The main activity of mathematics is solving problems. However, what most people experience in most mathematics classrooms is practice exercises. An exercise is different from a problem.

In a **problem**, you probably don’t know at first how to approach solving it. You don’t know what mathematical ideas might be used in the solution. Part of solving a problem is understanding what is being asked, and knowing what a solution should look like. Problems often involve false starts, making mistakes, and lots of scratch paper!

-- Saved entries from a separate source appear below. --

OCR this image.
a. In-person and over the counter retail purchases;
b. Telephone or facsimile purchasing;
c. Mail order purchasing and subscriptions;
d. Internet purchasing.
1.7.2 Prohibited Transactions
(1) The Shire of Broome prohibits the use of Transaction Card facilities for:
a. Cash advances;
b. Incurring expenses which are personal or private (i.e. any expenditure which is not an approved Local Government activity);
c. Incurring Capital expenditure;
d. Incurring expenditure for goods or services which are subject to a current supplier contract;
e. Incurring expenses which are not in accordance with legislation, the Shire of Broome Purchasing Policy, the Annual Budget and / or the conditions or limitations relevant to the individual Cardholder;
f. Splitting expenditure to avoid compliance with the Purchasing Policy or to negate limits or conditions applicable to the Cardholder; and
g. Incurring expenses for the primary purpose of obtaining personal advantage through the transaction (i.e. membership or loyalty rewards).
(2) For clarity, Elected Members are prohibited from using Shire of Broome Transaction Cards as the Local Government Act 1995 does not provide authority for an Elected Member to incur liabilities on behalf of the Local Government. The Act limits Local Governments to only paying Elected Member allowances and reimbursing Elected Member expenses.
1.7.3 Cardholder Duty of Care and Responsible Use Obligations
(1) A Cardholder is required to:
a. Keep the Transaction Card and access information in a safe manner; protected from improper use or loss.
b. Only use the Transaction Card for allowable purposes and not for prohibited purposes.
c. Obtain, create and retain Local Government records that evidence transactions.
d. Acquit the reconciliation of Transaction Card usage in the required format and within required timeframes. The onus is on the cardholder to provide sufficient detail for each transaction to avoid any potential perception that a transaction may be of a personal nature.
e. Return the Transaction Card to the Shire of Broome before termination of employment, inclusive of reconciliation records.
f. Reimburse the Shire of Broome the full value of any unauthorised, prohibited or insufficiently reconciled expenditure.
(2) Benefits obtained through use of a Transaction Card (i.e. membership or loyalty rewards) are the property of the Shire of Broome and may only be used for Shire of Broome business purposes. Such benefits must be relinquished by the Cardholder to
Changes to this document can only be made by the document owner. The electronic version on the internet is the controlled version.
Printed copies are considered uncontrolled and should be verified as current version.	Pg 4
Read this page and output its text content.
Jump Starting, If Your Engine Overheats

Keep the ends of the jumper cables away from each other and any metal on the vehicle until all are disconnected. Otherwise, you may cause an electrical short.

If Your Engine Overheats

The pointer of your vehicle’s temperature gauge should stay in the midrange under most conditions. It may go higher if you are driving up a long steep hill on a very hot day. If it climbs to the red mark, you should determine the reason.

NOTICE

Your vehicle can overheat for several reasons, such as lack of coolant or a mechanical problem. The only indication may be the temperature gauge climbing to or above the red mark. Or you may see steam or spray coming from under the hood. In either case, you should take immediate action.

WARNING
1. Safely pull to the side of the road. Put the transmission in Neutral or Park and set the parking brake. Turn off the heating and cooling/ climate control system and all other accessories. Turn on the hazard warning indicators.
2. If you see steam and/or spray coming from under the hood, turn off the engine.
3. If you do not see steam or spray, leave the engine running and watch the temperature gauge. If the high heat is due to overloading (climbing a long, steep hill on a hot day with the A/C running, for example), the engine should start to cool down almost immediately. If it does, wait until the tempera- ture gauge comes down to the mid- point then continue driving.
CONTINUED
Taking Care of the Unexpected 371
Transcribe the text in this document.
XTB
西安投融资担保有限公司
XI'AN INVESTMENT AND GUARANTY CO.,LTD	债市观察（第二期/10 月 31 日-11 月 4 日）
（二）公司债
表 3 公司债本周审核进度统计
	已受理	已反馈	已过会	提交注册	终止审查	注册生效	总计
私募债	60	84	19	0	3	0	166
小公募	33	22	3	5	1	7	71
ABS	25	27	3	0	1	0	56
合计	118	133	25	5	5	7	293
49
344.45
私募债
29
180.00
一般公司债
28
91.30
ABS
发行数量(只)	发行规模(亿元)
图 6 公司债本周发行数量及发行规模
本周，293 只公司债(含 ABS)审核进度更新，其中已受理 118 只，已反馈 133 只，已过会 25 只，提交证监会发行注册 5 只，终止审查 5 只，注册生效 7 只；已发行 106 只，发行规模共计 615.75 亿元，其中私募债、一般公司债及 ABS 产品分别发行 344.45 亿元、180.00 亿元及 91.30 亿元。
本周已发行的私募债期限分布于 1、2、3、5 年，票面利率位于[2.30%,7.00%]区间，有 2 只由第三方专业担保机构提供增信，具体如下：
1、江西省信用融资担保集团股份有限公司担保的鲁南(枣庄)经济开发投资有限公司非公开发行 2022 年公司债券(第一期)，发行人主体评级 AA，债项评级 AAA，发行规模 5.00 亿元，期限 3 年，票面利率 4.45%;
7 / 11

In an **exercise**, you are often practicing a skill. You may have seen a teacher demonstrate a technique, or you may have read a worked example in the book. You then practice on very similar assignments, with the goal of mastering that skill.

##### Note

What is a problem for some people may be an exercise for other people who have more background knowledge! For a young student just learning addition, this might be a problem:

\[\textit{Fill in the blank to make a true statement} \: \_\_\_ + 4 = 7 \ldotp \nonumber \]

But for you, that is an exercise!

Both problems and exercises are important in mathematics learning. But we should never forget that the ultimate goal is to develop more and better skills (through exercises) so that we can solve harder and more interesting problems.

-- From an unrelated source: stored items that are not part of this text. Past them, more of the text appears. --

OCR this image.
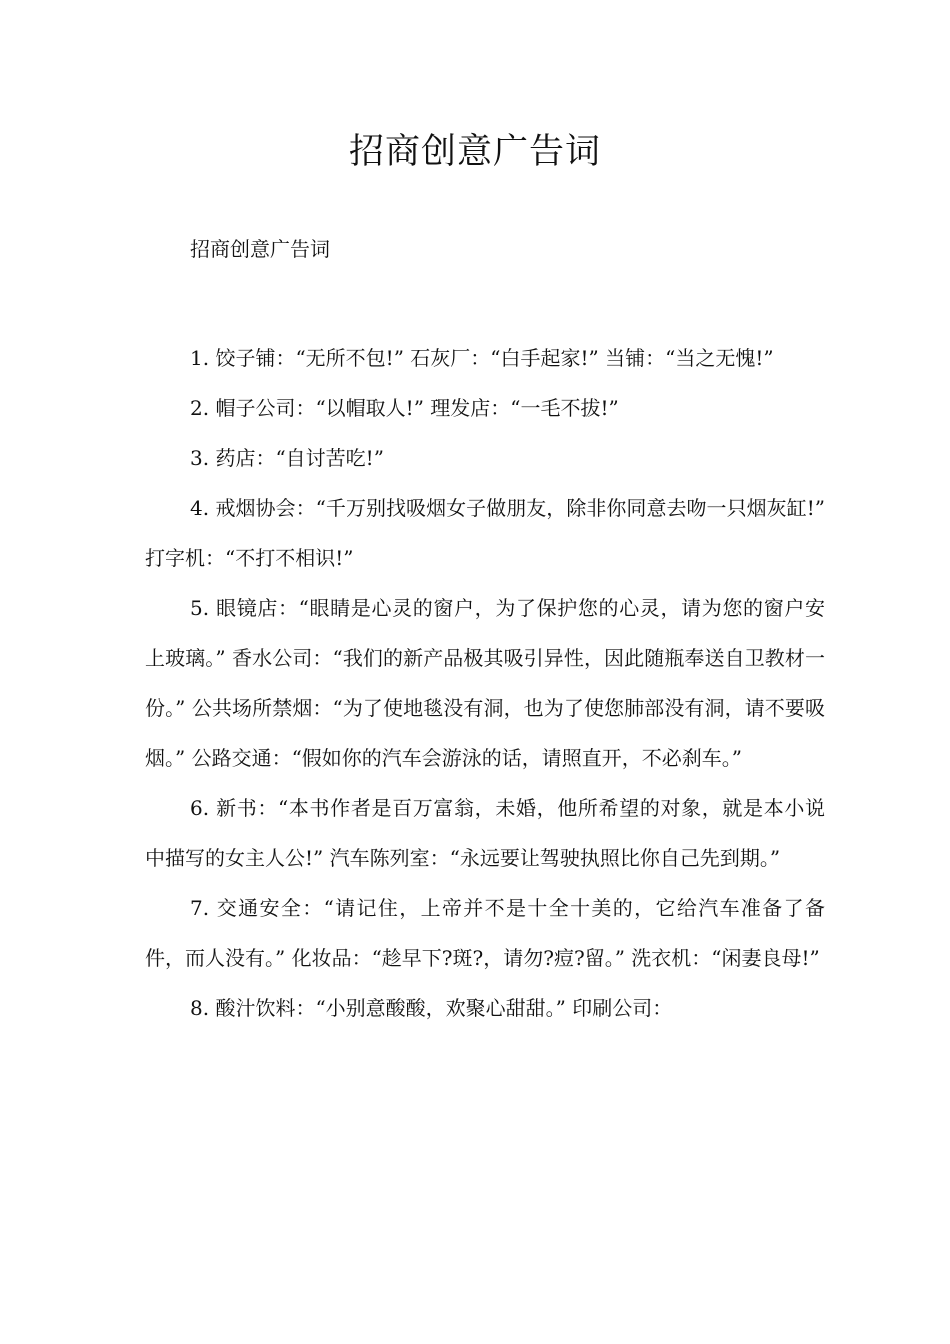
招商创意广告词
招商创意广告词

1. 饺子铺：“无所不包!” 石灰厂：“白手起家!” 当铺：“当之无愧!”

2. 帽子公司：“以帽取人!” 理发店：“一毛不拔!”

3. 药店：“自讨苦吃!”

4. 戒烟协会：“千万别找吸烟女子做朋友，除非你同意去吻一只烟灰缸!” 打字机：“不打不相识!”

5. 眼镜店：“眼睛是心灵的窗户，为了保护您的心灵，请为您的窗户安上玻璃。” 香水公司：“我们的新产品极其吸引异性，因此随瓶奉送自卫教材一份。” 公共场所禁烟：“为了使地毯没有洞，也为了使您肺部没有洞，请不要吸烟。” 公路交通：“假如你的汽车会游泳的话，请照直开，不必刹车。”

6. 新书：“本书作者是百万富翁，未婚，他所希望的对象，就是本小说中描写的女主人公!” 汽车陈列室：“永远要让驾驶执照比你自己先到期。”

7. 交通安全：“请记住，上帝并不是十全十美的，它给汽车准备了备件，而人没有。” 化妆品：“趁早下?斑?，请勿?痘?留。” 洗衣机：“闲妻良母!”

8. 酸汁饮料：“小别意酸酸，欢聚心甜甜。” 印刷公司：
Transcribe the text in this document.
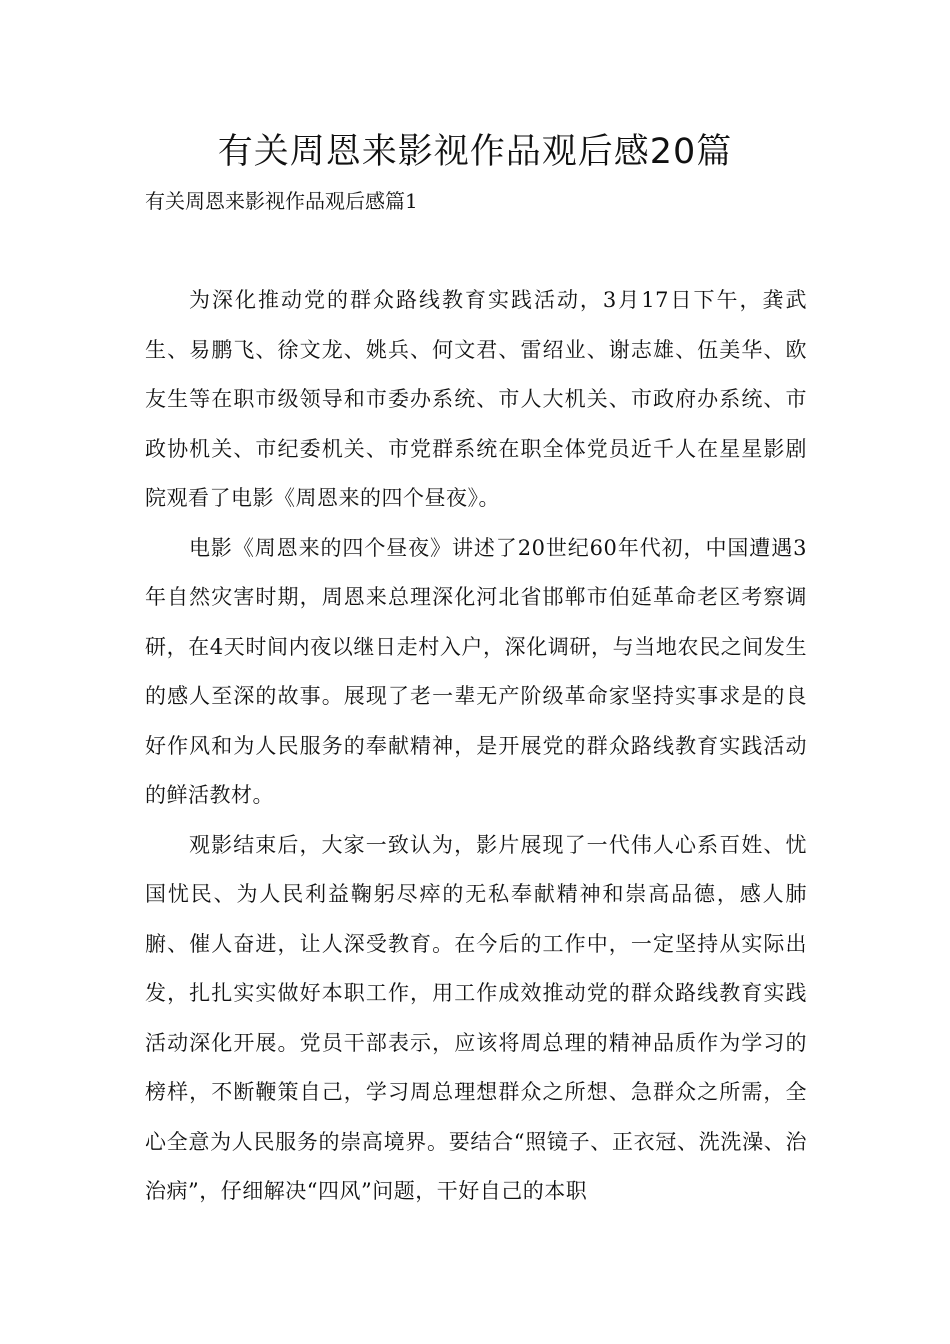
有关周恩来影视作品观后感20篇
有关周恩来影视作品观后感篇1

为深化推动党的群众路线教育实践活动，3月17日下午，龚武生、易鹏飞、徐文龙、姚兵、何文君、雷绍业、谢志雄、伍美华、欧友生等在职市级领导和市委办系统、市人大机关、市政府办系统、市政协机关、市纪委机关、市党群系统在职全体党员近千人在星星影剧院观看了电影《周恩来的四个昼夜》。

电影《周恩来的四个昼夜》讲述了20世纪60年代初，中国遭遇3年自然灾害时期，周恩来总理深化河北省邯郸市伯延革命老区考察调研，在4天时间内夜以继日走村入户，深化调研，与当地农民之间发生的感人至深的故事。展现了老一辈无产阶级革命家坚持实事求是的良好作风和为人民服务的奉献精神，是开展党的群众路线教育实践活动的鲜活教材。

观影结束后，大家一致认为，影片展现了一代伟人心系百姓、忧国忧民、为人民利益鞠躬尽瘁的无私奉献精神和崇高品德，感人肺腑、催人奋进，让人深受教育。在今后的工作中，一定坚持从实际出发，扎扎实实做好本职工作，用工作成效推动党的群众路线教育实践活动深化开展。党员干部表示，应该将周总理的精神品质作为学习的榜样，不断鞭策自己，学习周总理想群众之所想、急群众之所需，全心全意为人民服务的崇高境界。要结合“照镜子、正衣冠、洗洗澡、治治病”，仔细解决“四风”问题，干好自己的本职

Learning math is a bit like learning to play a sport. You can practice a lot of skills:

- hitting hundreds of forehands in tennis so that you can place them in a particular spot in the court,
- breaking down strokes into the component pieces in swimming so that each part of the stroke is more efficient,
- keeping control of the ball while making quick turns in soccer,
- shooting free throws in basketball,
- catching high fly balls in baseball,

and so on.

But the point of the sport is to play the game. You practice the skills so that you are better at playing the game. In mathematics, solving problems is playing the game!

## On Your Own

For each question below, decide if it is a *problem *or an *exercise*. (You do not need to solve the problems! Just decide which category it fits for you.) After you have labeled each one, compare your answers with a partner.

- This clock has been broken into three pieces. If you add the numbers in each piece, the sums are consecutive numbers.(Note:
**Consecutive numbers **are whole numbers that appear one after the other, such as 1, 2, 3, 4 or 13, 14, 15. )

Can you break another clock into a different number of pieces so that the sums are consecutive numbers? Assume that each piece has at least two numbers and that no number is damaged (e.g. 12 isn’t split into two digits 1 and 2).

- A soccer coach began the year with a $500 budget. By the end of December, the coach spent $450. How much money in the budget was not spent?
- What is the product of 4,500 and 27?
- Arrange the digits 1–6 into a “difference triangle” where each number in the row below is the difference of the two numbers above it.
- Simplify the following expression: $$\frac{2 + 2(5^{3} - 4^{2})^{5} - 2^{2}}{2(5^{3} - 4^{2})} \ldotp$$
- What is the sum of \(\frac{5}{2}\) and \(\frac{3}{13}\)?
- You have eight coins and a balance scale. The coins look alike, but one of them is a counterfeit. The counterfeit coin is lighter than the others. You may only use the balance scale two times. How can you find the counterfeit coin?

- How many squares, of any possible size, are on a standard 8 × 8 chess board?
- What number is 3 more than half of 20?
- Find the largest eight-digit number made up of the digits 1, 1, 2, 2, 3, 3, 4, and 4 such that the 1’s are separated by one digit, the 2’s are separated by two digits, the 3’s by three digits, and the 4’s by four digits.